32 kali ditolak, seperti suatu pengalaman yang menyakitkan. Sineas Indonesia mungkin sudah patah semangat jika dua kali saja mengalami penolakan. Karakter orang Indonesia seperti yang ditulis Mochtar Lubis dalam bukunya, “Manusia Indonesia”, sangat tidak bisa menghadapi kenyataan seperti itu. Tetapi Livi adalah seseorang yang datang dari etnis yang dikenal gigih dan ulet. Penolakan baginya adalah sebuah tantangan. Livi terus maju, sehingga tawarannya untuk menjadi juragan bagi pekerja film di Amerika, diterima.
Foto : Istimewa
Berhasil membuat film di Amerika, Livi kembali ke Indonesia. Dengan disain promosi dan publikasi yang jitu, dia cepat dikenal di Indonesia. Berbekal karya dan kemampuan diplomasi khas etnis Tionghoa, Livi berhasil bertemu dengan orang-orang penting di Indonesia. Mulai dari Wakil Presiden Jusuf Kalla, Kapolri Tito Karnavian, Menteri Pariwisata Arief Yahya dan pejabat-pejabat lain di tingkat yang lebih rendah.
Livi juga rajin bersilaturahmi, tanpa menyombongkan diri telah membuat film di Amerika. Livi datangi tokoh-tokoh dan organisasi film yang membuka pintu silaturahmi dengannya, dia tidak pernah menolak dan merendahkan media yang ingin mewawancarainya.
Berbanding terbalik dengan sambutan pejabat-pejabat pemerintahan. Di mata orang film dan kritikus film hebat Indonesia, Livi dianggap bukan siapa-siapa. Ada semacam resistensi dari kalangan film di Indonesia yang memang sering membuat dikotomi. Banyak yang kasak-kusuk untuk mencari titik lemah Livi Zheng. Apakah dari portofolio atau kadar kesineasannya.
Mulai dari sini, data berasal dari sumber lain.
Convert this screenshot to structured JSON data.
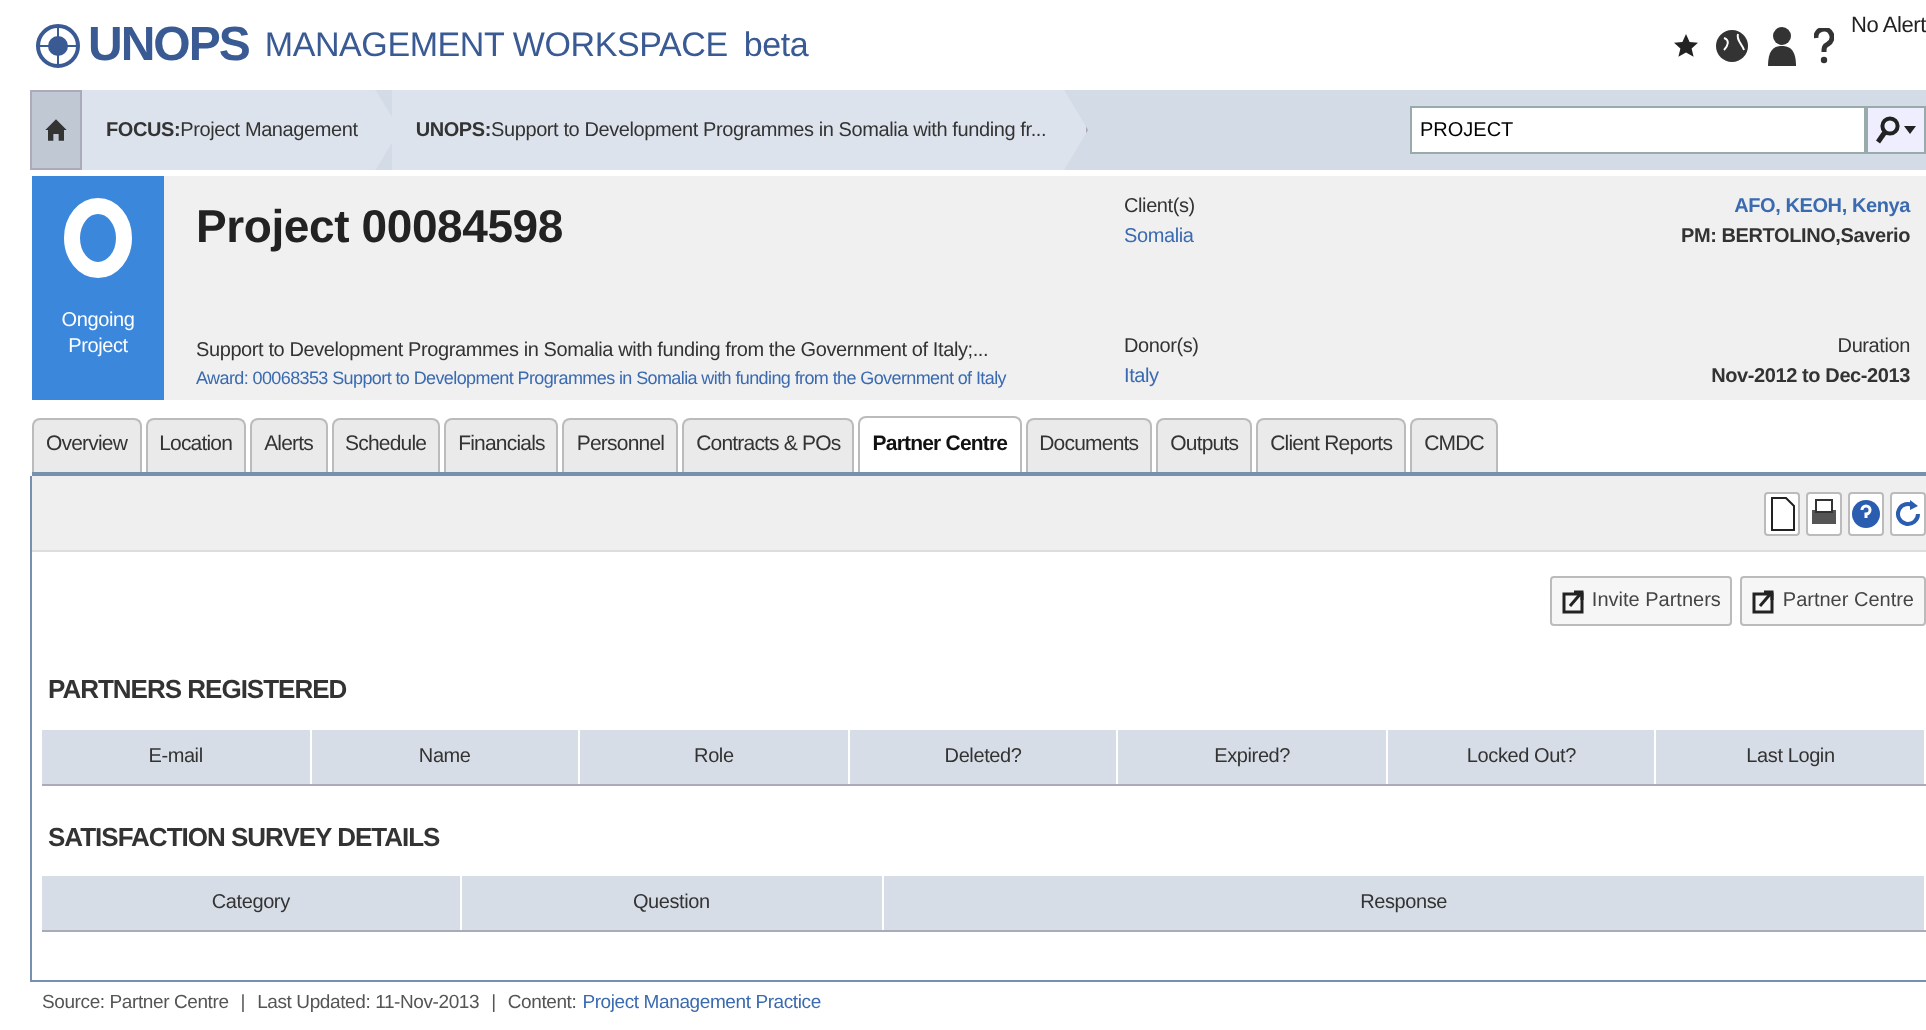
{
  "header": {
    "logo": "UNOPS",
    "app_title": "MANAGEMENT WORKSPACE",
    "badge": "beta",
    "alerts": "No Alert"
  },
  "breadcrumbs": [
    {
      "prefix": "FOCUS:",
      "label": "Project Management"
    },
    {
      "prefix": "UNOPS:",
      "label": "Support to Development Programmes in Somalia with funding fr..."
    }
  ],
  "search": {
    "value": "PROJECT"
  },
  "project": {
    "status": "Ongoing Project",
    "title": "Project 00084598",
    "description": "Support to Development Programmes in Somalia with funding from the Government of Italy;...",
    "award": "Award: 00068353 Support to Development Programmes in Somalia with funding from the Government of Italy",
    "client_label": "Client(s)",
    "client": "Somalia",
    "donor_label": "Donor(s)",
    "donor": "Italy",
    "office": "AFO, KEOH, Kenya",
    "pm": "PM: BERTOLINO,Saverio",
    "duration_label": "Duration",
    "duration": "Nov-2012 to Dec-2013"
  },
  "tabs": [
    {
      "label": "Overview",
      "selected": false
    },
    {
      "label": "Location",
      "selected": false
    },
    {
      "label": "Alerts",
      "selected": false
    },
    {
      "label": "Schedule",
      "selected": false
    },
    {
      "label": "Financials",
      "selected": false
    },
    {
      "label": "Personnel",
      "selected": false
    },
    {
      "label": "Contracts & POs",
      "selected": false
    },
    {
      "label": "Partner Centre",
      "selected": true
    },
    {
      "label": "Documents",
      "selected": false
    },
    {
      "label": "Outputs",
      "selected": false
    },
    {
      "label": "Client Reports",
      "selected": false
    },
    {
      "label": "CMDC",
      "selected": false
    }
  ],
  "buttons": [
    "Invite Partners",
    "Partner Centre"
  ],
  "sections": [
    {
      "heading": "PARTNERS REGISTERED",
      "columns": [
        "E-mail",
        "Name",
        "Role",
        "Deleted?",
        "Expired?",
        "Locked Out?",
        "Last Login"
      ]
    },
    {
      "heading": "SATISFACTION SURVEY DETAILS",
      "columns": [
        "Category",
        "Question",
        "Response"
      ]
    }
  ],
  "footer": {
    "items": [
      "Source: Partner Centre",
      "Last Updated: 11-Nov-2013"
    ],
    "separator": "|",
    "content_label": "Content:",
    "content_link": "Project Management Practice"
  }
}
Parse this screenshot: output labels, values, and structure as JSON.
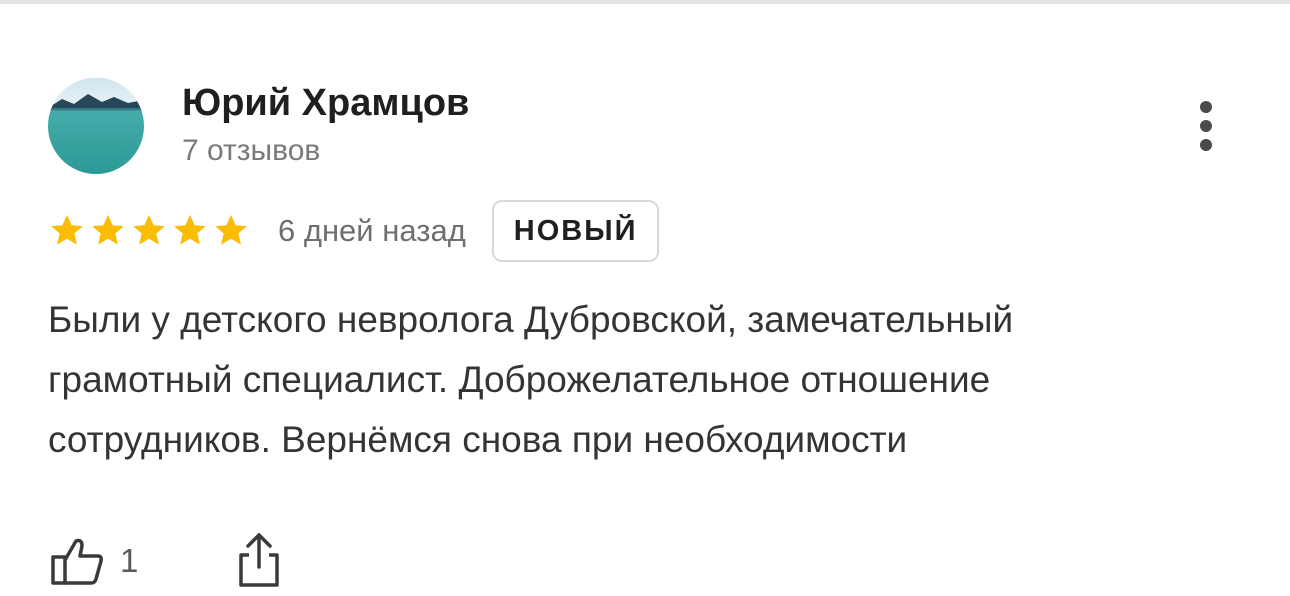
{
  "review": {
    "author": {
      "name": "Юрий Храмцов",
      "reviews_count": "7 отзывов",
      "avatar": "lake-landscape-photo"
    },
    "rating": 5,
    "max_rating": 5,
    "date": "6 дней назад",
    "badge": "НОВЫЙ",
    "text_lines": [
      "Были у детского невролога Дубровской, замечательный",
      "грамотный специалист. Доброжелательное отношение",
      "сотрудников. Вернёмся снова при необходимости"
    ],
    "likes": "1"
  },
  "icons": {
    "more": "more-vertical-icon",
    "like": "thumbs-up-icon",
    "share": "share-icon",
    "star": "star-icon"
  },
  "colors": {
    "star": "#fbbc04",
    "badge_border": "#d9d9d9",
    "secondary_text": "#7a7a7a"
  }
}
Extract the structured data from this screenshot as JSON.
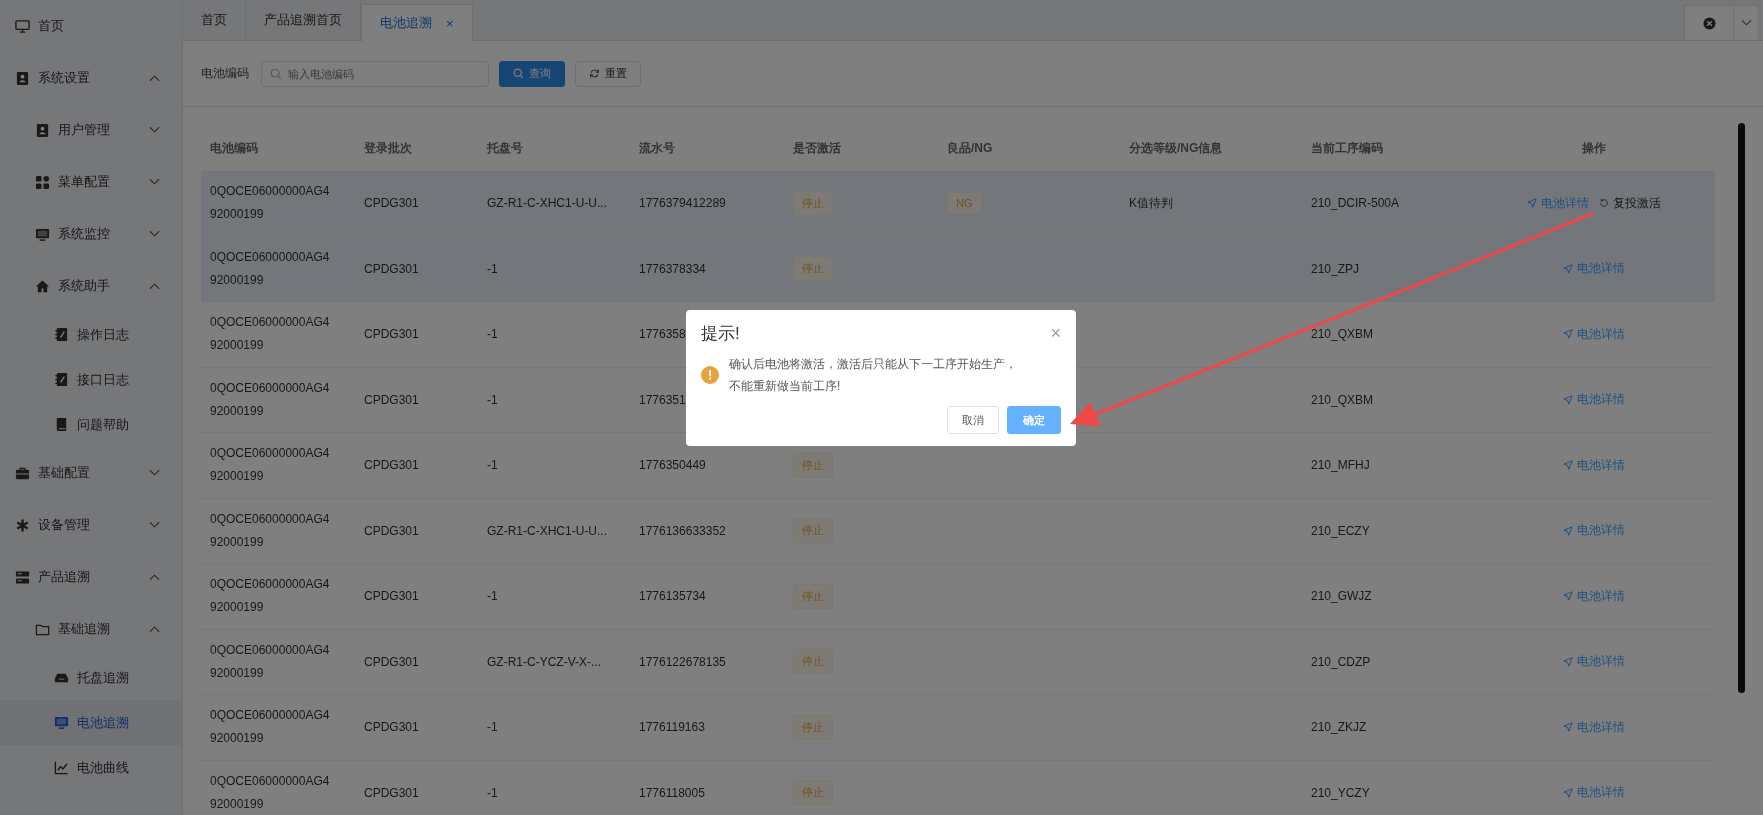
{
  "sidebar": {
    "items": [
      {
        "label": "首页",
        "selected": false
      },
      {
        "label": "系统设置",
        "selected": false,
        "expanded": true,
        "children": [
          {
            "label": "用户管理",
            "selected": false,
            "expanded": false
          },
          {
            "label": "菜单配置",
            "selected": false,
            "expanded": false
          },
          {
            "label": "系统监控",
            "selected": false,
            "expanded": false
          },
          {
            "label": "系统助手",
            "selected": false,
            "expanded": true,
            "children": [
              {
                "label": "操作日志",
                "selected": false
              },
              {
                "label": "接口日志",
                "selected": false
              },
              {
                "label": "问题帮助",
                "selected": false
              }
            ]
          }
        ]
      },
      {
        "label": "基础配置",
        "selected": false,
        "expanded": false
      },
      {
        "label": "设备管理",
        "selected": false,
        "expanded": false
      },
      {
        "label": "产品追溯",
        "selected": false,
        "expanded": true,
        "children": [
          {
            "label": "基础追溯",
            "selected": false,
            "expanded": true,
            "children": [
              {
                "label": "托盘追溯",
                "selected": false
              },
              {
                "label": "电池追溯",
                "selected": true
              },
              {
                "label": "电池曲线",
                "selected": false
              }
            ]
          }
        ]
      }
    ]
  },
  "tabs": [
    {
      "label": "首页",
      "selected": false
    },
    {
      "label": "产品追溯首页",
      "selected": false
    },
    {
      "label": "电池追溯",
      "selected": true,
      "close": "×"
    }
  ],
  "search": {
    "label": "电池编码",
    "placeholder": "输入电池编码",
    "query_button": "查询",
    "reset_button": "重置"
  },
  "table": {
    "columns": [
      "电池编码",
      "登录批次",
      "托盘号",
      "流水号",
      "是否激活",
      "良品/NG",
      "分选等级/NG信息",
      "当前工序编码",
      "操作"
    ],
    "rows": [
      {
        "highlighted": true,
        "code": "0QOCE06000000AG492000199",
        "batch": "CPDG301",
        "tray": "GZ-R1-C-XHC1-U-U...",
        "serial": "1776379412289",
        "status": "停止",
        "quality": "NG",
        "grade": "K值待判",
        "process": "210_DCIR-500A",
        "actions": [
          {
            "kind": "detail",
            "label": "电池详情"
          },
          {
            "kind": "reactivate",
            "label": "复投激活"
          }
        ]
      },
      {
        "highlighted": true,
        "code": "0QOCE06000000AG492000199",
        "batch": "CPDG301",
        "tray": "-1",
        "serial": "1776378334",
        "status": "停止",
        "process": "210_ZPJ",
        "actions": [
          {
            "kind": "detail",
            "label": "电池详情"
          }
        ]
      },
      {
        "highlighted": false,
        "code": "0QOCE06000000AG492000199",
        "batch": "CPDG301",
        "tray": "-1",
        "serial": "1776358",
        "process": "210_QXBM",
        "actions": [
          {
            "kind": "detail",
            "label": "电池详情"
          }
        ]
      },
      {
        "highlighted": false,
        "code": "0QOCE06000000AG492000199",
        "batch": "CPDG301",
        "tray": "-1",
        "serial": "1776351",
        "process": "210_QXBM",
        "actions": [
          {
            "kind": "detail",
            "label": "电池详情"
          }
        ]
      },
      {
        "highlighted": false,
        "code": "0QOCE06000000AG492000199",
        "batch": "CPDG301",
        "tray": "-1",
        "serial": "1776350449",
        "status": "停止",
        "process": "210_MFHJ",
        "actions": [
          {
            "kind": "detail",
            "label": "电池详情"
          }
        ]
      },
      {
        "highlighted": false,
        "code": "0QOCE06000000AG492000199",
        "batch": "CPDG301",
        "tray": "GZ-R1-C-XHC1-U-U...",
        "serial": "1776136633352",
        "status": "停止",
        "process": "210_ECZY",
        "actions": [
          {
            "kind": "detail",
            "label": "电池详情"
          }
        ]
      },
      {
        "highlighted": false,
        "code": "0QOCE06000000AG492000199",
        "batch": "CPDG301",
        "tray": "-1",
        "serial": "1776135734",
        "status": "停止",
        "process": "210_GWJZ",
        "actions": [
          {
            "kind": "detail",
            "label": "电池详情"
          }
        ]
      },
      {
        "highlighted": false,
        "code": "0QOCE06000000AG492000199",
        "batch": "CPDG301",
        "tray": "GZ-R1-C-YCZ-V-X-...",
        "serial": "1776122678135",
        "status": "停止",
        "process": "210_CDZP",
        "actions": [
          {
            "kind": "detail",
            "label": "电池详情"
          }
        ]
      },
      {
        "highlighted": false,
        "code": "0QOCE06000000AG492000199",
        "batch": "CPDG301",
        "tray": "-1",
        "serial": "1776119163",
        "status": "停止",
        "process": "210_ZKJZ",
        "actions": [
          {
            "kind": "detail",
            "label": "电池详情"
          }
        ]
      },
      {
        "highlighted": false,
        "code": "0QOCE06000000AG492000199",
        "batch": "CPDG301",
        "tray": "-1",
        "serial": "1776118005",
        "status": "停止",
        "process": "210_YCZY",
        "actions": [
          {
            "kind": "detail",
            "label": "电池详情"
          }
        ]
      }
    ]
  },
  "dialog": {
    "title": "提示!",
    "close": "×",
    "message": "确认后电池将激活，激活后只能从下一工序开始生产，不能重新做当前工序!",
    "buttons": [
      {
        "kind": "cancel",
        "label": "取消"
      },
      {
        "kind": "confirm",
        "label": "确定"
      }
    ]
  }
}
Kalimat seperti, “Livi itu siapa?” atau sebutan “Sineas Hollywood” dengan nada merendahkan dan sebagainya, sering terdengar, bahkan dari mereka yang mungkin menjejakan kaki di Amerika saja belum pernah.
Foto : Istimewa
Livi juga bukan tidak sadar dengan pandangan miring terhadap dirinya. Tetapi dia tidak peduli. Dia tetap gadis yang humble. Setidaknya di mata jurnalis. Dia dengan jujur mengakui kelemahannya, termasuk mengaku 32 kali ditolak oleh pekerja film di Amerika. Kalau di sini hal itu mungkin dianggap aib dan perlu disembunyikan rapat-rapat. Tetapi Livi menceritakannya kepada siapa saja yang mau mendengarnya.
Kita mungkin perlu mengubah cara pandang terhadap Livi. Katakanlah sebagai sineas dia belum memenuhi ekspektasi, tetapi melalui film-filmnya setidaknya Livi agen telah berjasa memperkenalkan Indonesia. Kalau tugas itu diserahkan kepada sineas yang ada di Indonesia, pasti akan tinggi argonya.
Dan Livi terus menggali kekayaan Indonesia untuk karya-karyanya, sementara banyak sineas di Indonesia terus bergerak ke Barat untuk ditampilkan dalam filmnya. Kini, Livi menjadi agen Walt Disney untuk Asia Tenggara.